The company focuses on real estate venues that create value by facilitating out-of-home leisure and recreation experiences where consumers spend their time and money.
The company has nearly $6.7 billion in total investments across 44 states. It adheres to rigorous underwriting and investing criteria centered on key industry, property, and tenant-level cash flow standards. Senior management believes its focused approach provides a competitive advantage and the potential for stable and attractive returns.
This is an ideal stock for growth and income investors looking for a safer inflation-busting idea for 2024 that pays a stable 5.90% dividend. Realty Income Corp. (NYSE: O) is an S&P 500 company that provides stockholders with dependable monthly income.
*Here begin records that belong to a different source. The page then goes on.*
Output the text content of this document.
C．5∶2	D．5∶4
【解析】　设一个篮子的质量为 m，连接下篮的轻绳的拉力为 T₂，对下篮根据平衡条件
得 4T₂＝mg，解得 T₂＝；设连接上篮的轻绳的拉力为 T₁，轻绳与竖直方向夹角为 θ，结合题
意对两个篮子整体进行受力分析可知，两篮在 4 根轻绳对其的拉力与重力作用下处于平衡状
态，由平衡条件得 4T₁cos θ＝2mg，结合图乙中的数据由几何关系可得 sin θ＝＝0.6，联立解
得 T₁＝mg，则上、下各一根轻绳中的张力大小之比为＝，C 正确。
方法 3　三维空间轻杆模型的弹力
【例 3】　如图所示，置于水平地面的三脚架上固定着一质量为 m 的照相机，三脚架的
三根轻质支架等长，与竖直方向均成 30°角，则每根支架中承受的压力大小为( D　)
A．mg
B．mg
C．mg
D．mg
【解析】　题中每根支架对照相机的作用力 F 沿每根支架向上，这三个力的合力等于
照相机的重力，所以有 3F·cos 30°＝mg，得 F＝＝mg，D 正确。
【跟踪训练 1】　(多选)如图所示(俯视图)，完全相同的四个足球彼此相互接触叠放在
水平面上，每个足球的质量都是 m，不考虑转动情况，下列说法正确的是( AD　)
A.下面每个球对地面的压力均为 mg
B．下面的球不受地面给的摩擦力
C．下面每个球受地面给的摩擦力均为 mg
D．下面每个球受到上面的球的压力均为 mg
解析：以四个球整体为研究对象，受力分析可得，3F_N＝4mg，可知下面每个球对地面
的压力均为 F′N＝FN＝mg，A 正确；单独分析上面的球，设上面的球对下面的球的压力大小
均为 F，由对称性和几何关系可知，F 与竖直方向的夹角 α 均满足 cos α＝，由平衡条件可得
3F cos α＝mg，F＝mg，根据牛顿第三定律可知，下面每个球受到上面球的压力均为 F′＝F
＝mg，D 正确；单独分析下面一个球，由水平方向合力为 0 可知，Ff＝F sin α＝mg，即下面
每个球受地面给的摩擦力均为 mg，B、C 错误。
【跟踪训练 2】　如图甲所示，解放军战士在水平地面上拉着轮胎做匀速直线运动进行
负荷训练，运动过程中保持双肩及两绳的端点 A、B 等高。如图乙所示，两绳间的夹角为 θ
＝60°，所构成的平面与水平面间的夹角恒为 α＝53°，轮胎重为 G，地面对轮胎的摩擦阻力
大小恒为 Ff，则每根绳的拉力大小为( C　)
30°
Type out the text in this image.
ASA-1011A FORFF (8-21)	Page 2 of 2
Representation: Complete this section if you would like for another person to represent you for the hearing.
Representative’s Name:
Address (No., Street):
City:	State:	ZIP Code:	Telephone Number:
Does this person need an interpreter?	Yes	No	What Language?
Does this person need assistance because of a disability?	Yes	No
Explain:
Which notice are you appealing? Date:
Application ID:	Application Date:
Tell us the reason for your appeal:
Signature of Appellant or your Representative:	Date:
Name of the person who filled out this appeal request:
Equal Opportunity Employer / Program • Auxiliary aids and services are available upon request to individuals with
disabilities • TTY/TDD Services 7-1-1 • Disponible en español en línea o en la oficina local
The company is structured as a REIT. Its monthly dividends are supported by the cash flow from over 15,450 real estate properties owned under long-term lease agreements with commercial tenants.
The company has declared 644 consecutive common stock monthly dividends throughout its 55-year operating history and increased the dividend 123 times since Realty Income’s public listing in 1994. It is a top real estate member of the S&P 500 Dividend Aristocrats index.
This is a leading large-cap office REIT that top analysts on Wall Street prefer now. It is a solid (and somewhat) contrarian play with a strong 5.68% dividend. SL Green Realty Corp. (NYSE: SLG) is a fully integrated REIT focused primarily on acquiring, managing, and maximizing the value of Manhattan commercial properties.
As of September 30, 2023, SL Green held interests in 59 buildings totaling 32.5 million square feet. This included ownership interests in 28.8 million square feet of Manhattan buildings and 2.8 million square feet securing debt and preferred equity investments.